Unidata / thredds

THREDDS Data Server v4.6
https://www.unidata.ucar.edu/software/tds/v4.6/index.html
266 stars 179 forks source link

Odd new variable appearing in this joinExisting aggregation #451

Open rsignell-usgs opened 8 years ago

rsignell-usgs commented 8 years ago

We have a bunch of netcdf granules here: http://geoport-dev.whoi.edu/thredds/catalog/usgs/data2/rsignell/gdrive/nsf-alpha/Data/WHOI-HFRadar-Data-Sets/catalog.html

that we are aggregating with a very simple NcML that joins along the time dimension t:

<?xml version="1.0" encoding="UTF-8"?>
<netcdf xmlns="http://www.unidata.ucar.edu/namespaces/netcdf/ncml-2.2" >
  <aggregation dimName="t" type="joinExisting">
    <scan location="." regExp="^WHOI_ISLE_HFR_[0-9]{4}_[0-9]{2}_[0-9]{2}_800mgrid_1000mrad_20-Feb-2016\.nc$"/>
  </aggregation>
</netcdf>

The resulting aggregation dataset here: http://geoport-dev.whoi.edu/thredds/dodsC/usgs/data2/rsignell/gdrive/nsf-alpha/Data/WHOI-HFRadar-Data-Sets/00_dir_HFR_agg.ncml.html seems to work fine, but we noticed that the aggregation has acquired an odd new variable t that didn't exist before.

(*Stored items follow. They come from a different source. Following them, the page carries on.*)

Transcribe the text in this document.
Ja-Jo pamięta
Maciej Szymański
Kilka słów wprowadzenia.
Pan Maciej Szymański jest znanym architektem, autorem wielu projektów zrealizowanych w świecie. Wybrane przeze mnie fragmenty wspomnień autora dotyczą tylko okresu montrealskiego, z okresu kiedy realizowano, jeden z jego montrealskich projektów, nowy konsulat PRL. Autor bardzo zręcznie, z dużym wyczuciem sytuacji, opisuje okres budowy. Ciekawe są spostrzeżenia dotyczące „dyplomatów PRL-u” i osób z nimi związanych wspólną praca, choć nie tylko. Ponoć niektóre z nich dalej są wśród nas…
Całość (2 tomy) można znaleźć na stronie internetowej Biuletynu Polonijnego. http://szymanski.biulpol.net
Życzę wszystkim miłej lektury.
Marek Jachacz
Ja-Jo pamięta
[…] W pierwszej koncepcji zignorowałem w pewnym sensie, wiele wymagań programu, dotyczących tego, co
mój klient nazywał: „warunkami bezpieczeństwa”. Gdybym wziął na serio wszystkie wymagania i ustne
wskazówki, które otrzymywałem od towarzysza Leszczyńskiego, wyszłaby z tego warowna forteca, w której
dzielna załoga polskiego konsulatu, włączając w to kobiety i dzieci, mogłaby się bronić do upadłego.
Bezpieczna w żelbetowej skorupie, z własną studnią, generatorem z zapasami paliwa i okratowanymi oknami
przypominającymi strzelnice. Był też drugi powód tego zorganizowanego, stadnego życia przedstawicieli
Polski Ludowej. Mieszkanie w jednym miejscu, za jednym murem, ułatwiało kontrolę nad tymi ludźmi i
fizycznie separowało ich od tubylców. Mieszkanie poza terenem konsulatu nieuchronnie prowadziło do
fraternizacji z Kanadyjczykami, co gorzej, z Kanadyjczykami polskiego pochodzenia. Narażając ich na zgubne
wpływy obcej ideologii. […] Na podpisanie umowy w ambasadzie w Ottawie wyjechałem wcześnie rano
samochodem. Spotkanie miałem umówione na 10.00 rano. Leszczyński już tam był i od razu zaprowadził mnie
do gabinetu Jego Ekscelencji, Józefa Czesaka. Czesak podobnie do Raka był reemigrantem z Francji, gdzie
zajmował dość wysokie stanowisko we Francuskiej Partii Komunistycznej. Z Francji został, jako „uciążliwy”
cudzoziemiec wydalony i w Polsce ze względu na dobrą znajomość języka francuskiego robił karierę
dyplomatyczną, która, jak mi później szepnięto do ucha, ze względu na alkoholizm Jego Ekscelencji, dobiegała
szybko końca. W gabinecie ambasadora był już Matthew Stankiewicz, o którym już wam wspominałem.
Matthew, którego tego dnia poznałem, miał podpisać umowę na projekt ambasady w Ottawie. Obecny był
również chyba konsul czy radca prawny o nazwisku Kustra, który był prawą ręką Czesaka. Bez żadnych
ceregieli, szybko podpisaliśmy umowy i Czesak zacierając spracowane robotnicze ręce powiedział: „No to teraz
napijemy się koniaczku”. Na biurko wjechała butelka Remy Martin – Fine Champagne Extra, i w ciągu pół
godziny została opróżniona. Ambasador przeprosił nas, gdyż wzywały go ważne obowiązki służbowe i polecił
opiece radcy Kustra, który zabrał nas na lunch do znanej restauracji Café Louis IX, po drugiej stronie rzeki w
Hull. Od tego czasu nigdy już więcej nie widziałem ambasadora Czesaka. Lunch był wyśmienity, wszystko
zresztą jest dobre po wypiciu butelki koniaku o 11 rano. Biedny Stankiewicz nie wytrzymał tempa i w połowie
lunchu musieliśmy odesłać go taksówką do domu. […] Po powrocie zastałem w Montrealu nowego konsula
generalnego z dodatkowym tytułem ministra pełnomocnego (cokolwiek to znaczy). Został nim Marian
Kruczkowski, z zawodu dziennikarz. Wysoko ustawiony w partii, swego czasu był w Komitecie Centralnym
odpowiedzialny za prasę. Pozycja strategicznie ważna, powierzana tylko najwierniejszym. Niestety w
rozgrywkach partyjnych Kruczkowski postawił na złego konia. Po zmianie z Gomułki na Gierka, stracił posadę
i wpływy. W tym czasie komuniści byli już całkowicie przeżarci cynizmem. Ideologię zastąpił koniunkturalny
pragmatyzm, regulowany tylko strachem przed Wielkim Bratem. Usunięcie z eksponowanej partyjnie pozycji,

This new variable t has some rather strange values: http://geoport-dev.whoi.edu/thredds/dodsC/usgs/data2/rsignell/gdrive/nsf-alpha/Data/WHOI-HFRadar-Data-Sets/00_dir_HFR_agg.ncml.ascii?t[0:1:47]

Is this because the time coordinate variable datetime has a different name than the time dimension t?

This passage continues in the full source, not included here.